Ruth tried to back away. It felt as if there was a field of electricity around the god that made her heart pound and her anxiety and excitement rise in equal measures.

‘Drink.’

A wine sack was thrust into her hands. Though she fought it, she was unable to resist and when the warm, powerfully intoxicating liquid ran down her throat it felt more like a drug than wine. Her vision fractured; colours shifted, glowing with heat and life; sounds boomed and echoed in unnatural ways. Music swelled around her and she felt instantly aroused.

‘What’s happening to me?’ Her hands went to her belly where a heat was rising.

‘See my little brother? He brings the fear of wild places and the joy of congress.’

Ruth caught sight of a distorted image, goat legs, human torso, animal horns, an erect phallus. ‘The horned one,’ she gasped, recalling her Craft. ‘Pan …’
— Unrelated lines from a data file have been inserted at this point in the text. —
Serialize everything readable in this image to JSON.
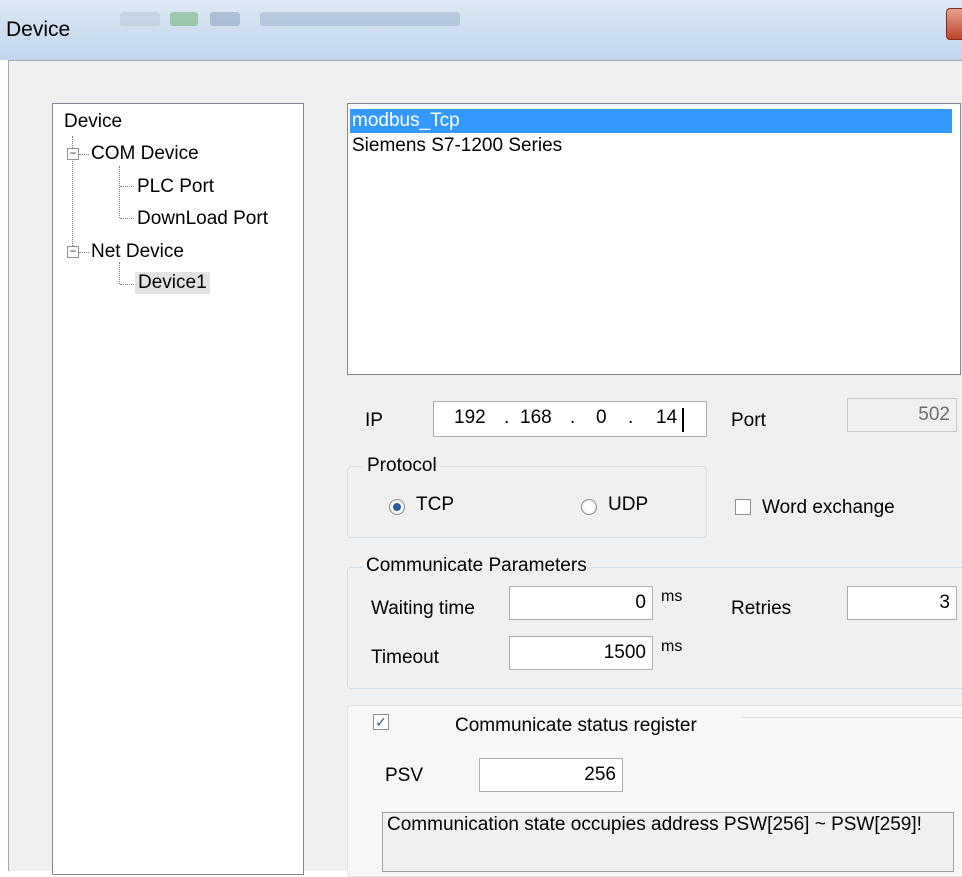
{
  "window": {
    "title": "Device"
  },
  "tree": {
    "root": "Device",
    "com_group": "COM Device",
    "com_children": [
      "PLC Port",
      "DownLoad Port"
    ],
    "net_group": "Net Device",
    "net_children": [
      "Device1"
    ],
    "expander_symbol": "−"
  },
  "device_list": {
    "items": [
      "modbus_Tcp",
      "Siemens S7-1200 Series"
    ],
    "selected": "modbus_Tcp"
  },
  "ip": {
    "label": "IP",
    "octets": [
      "192",
      "168",
      "0",
      "14"
    ],
    "dot": "."
  },
  "port": {
    "label": "Port",
    "value": "502"
  },
  "protocol": {
    "title": "Protocol",
    "options": [
      "TCP",
      "UDP"
    ],
    "selected": "TCP"
  },
  "word_exchange": {
    "label": "Word exchange",
    "checked": false
  },
  "comm_params": {
    "title": "Communicate Parameters",
    "waiting_label": "Waiting time",
    "waiting_value": "0",
    "waiting_unit": "ms",
    "retries_label": "Retries",
    "retries_value": "3",
    "timeout_label": "Timeout",
    "timeout_value": "1500",
    "timeout_unit": "ms"
  },
  "status_register": {
    "label": "Communicate status register",
    "checked": true,
    "check_glyph": "✓",
    "psv_label": "PSV",
    "psv_value": "256",
    "info": "Communication state occupies address PSW[256] ~ PSW[259]!"
  },
  "colors": {
    "selection": "#3399ff",
    "titlebar": "#cfdff0",
    "close": "#c0432d"
  }
}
Another figure slipped by furtively, sleek, seal-skinned, with a dangerous grin and glowing eyes, gone before she could comprehend more.

‘The oldest thing in the land,’ the god growled. ‘We three stand beside and behind you as the pattern unfolds. Know you this, and act accordingly.’

‘What am I supposed to do?’ Ruth asked desperately. ‘I don’t understand any of this!’

The god cocked his head, listening. ‘Too late now!’ he boomed. ‘Great danger approaches. Run. Run!’